ANSWERS: 6
  • The jury is still out on this one. Most historians believe in one of the two deaths below, but in order to understand the first one, the reader will first require some knowledge of the Pythagoreans. Pythagoras of Samos was born appx. 580 BC. Little is known about his early years, except that from around 550 BC, he spent significant time travelling around the known world. He settled down in Croton in 532 BC, where he began to teach and soon gathered a large group of students. The early followers were upper or middle class, wealthy and active in politics and business. Under Pythagoras, they formed a moral elite, striving to perfect their mental and physical form. They believed in a perfectly ordered universe, operating like clockwork. They had an incredible amount of rules, including not eating beans (beans were associated with testicles and therefore represented one's father - go figure), not allowing swallows in the house, touching the earth during thunderstorms, smoothing one's imprint on bedclothes and not picking up items dropped from a table. As for Pythagoras' death, there are two theories. They agree that around 500 BC, there was an uprising against the Pythagoreans and the city of Croton was pillaged and burned. Pythagoras fled and was either caught and killed by rebels when he refused to cross a bean field, or managed to make his way to Metapontum (on the coast of Italy), where he took refuge in the Temple of the Muses and eventually died of starvation.
  • Because of his death urge!
  • A giant triangle fell from above, as revenge for making us all study the bloody theorum at school
  • Pythagoras was trapped in a farmhouse with all of his disciples. The house was burned to the ground, killing Pythagoras and all of his followers, which served to halt the spread of his teachings. Man has suffered greatly from the loss of this knowledge.

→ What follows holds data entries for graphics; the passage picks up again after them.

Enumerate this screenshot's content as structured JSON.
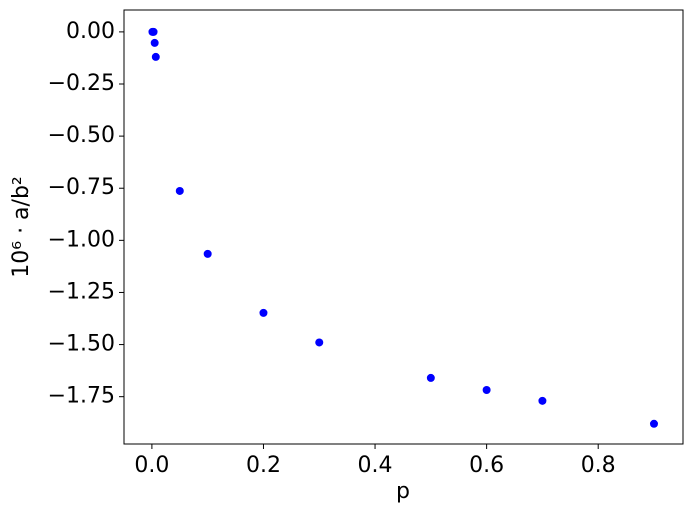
{
  "chart_data": {
    "type": "scatter",
    "xlabel": "p",
    "ylabel": "10⁶ · a/b²",
    "series": [
      {
        "color": "#0000ff",
        "x": [
          0.001,
          0.003,
          0.005,
          0.007,
          0.05,
          0.1,
          0.2,
          0.3,
          0.5,
          0.6,
          0.7,
          0.9
        ],
        "values": [
          0.0,
          0.0,
          -0.053,
          -0.12,
          -0.763,
          -1.065,
          -1.348,
          -1.49,
          -1.66,
          -1.718,
          -1.77,
          -1.88
        ]
      }
    ],
    "xlim": [
      -0.05,
      0.952
    ],
    "ylim": [
      -1.977,
      0.105
    ],
    "xticks": [
      {
        "value": 0.0,
        "label": "0.0"
      },
      {
        "value": 0.2,
        "label": "0.2"
      },
      {
        "value": 0.4,
        "label": "0.4"
      },
      {
        "value": 0.6,
        "label": "0.6"
      },
      {
        "value": 0.8,
        "label": "0.8"
      }
    ],
    "yticks": [
      {
        "value": 0.0,
        "label": "0.00"
      },
      {
        "value": -0.25,
        "label": "−0.25"
      },
      {
        "value": -0.5,
        "label": "−0.50"
      },
      {
        "value": -0.75,
        "label": "−0.75"
      },
      {
        "value": -1.0,
        "label": "−1.00"
      },
      {
        "value": -1.25,
        "label": "−1.25"
      },
      {
        "value": -1.5,
        "label": "−1.50"
      },
      {
        "value": -1.75,
        "label": "−1.75"
      }
    ],
    "grid": false
  }
}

  • Travis is an easter egg
  • A war broke out between the Greeks and the Romans. The Romans invaded Greece. Once when Pythogoras was busy doing some mathematical calculations on the sand, a Roman soldier approached him and askhim for some directions towards a temple. Being deeply involved in the maths, Pythogoras paid no attention to him. Outraged by this very encounter with Pythogoras, the Roman took his sword and Killed Pythogoras.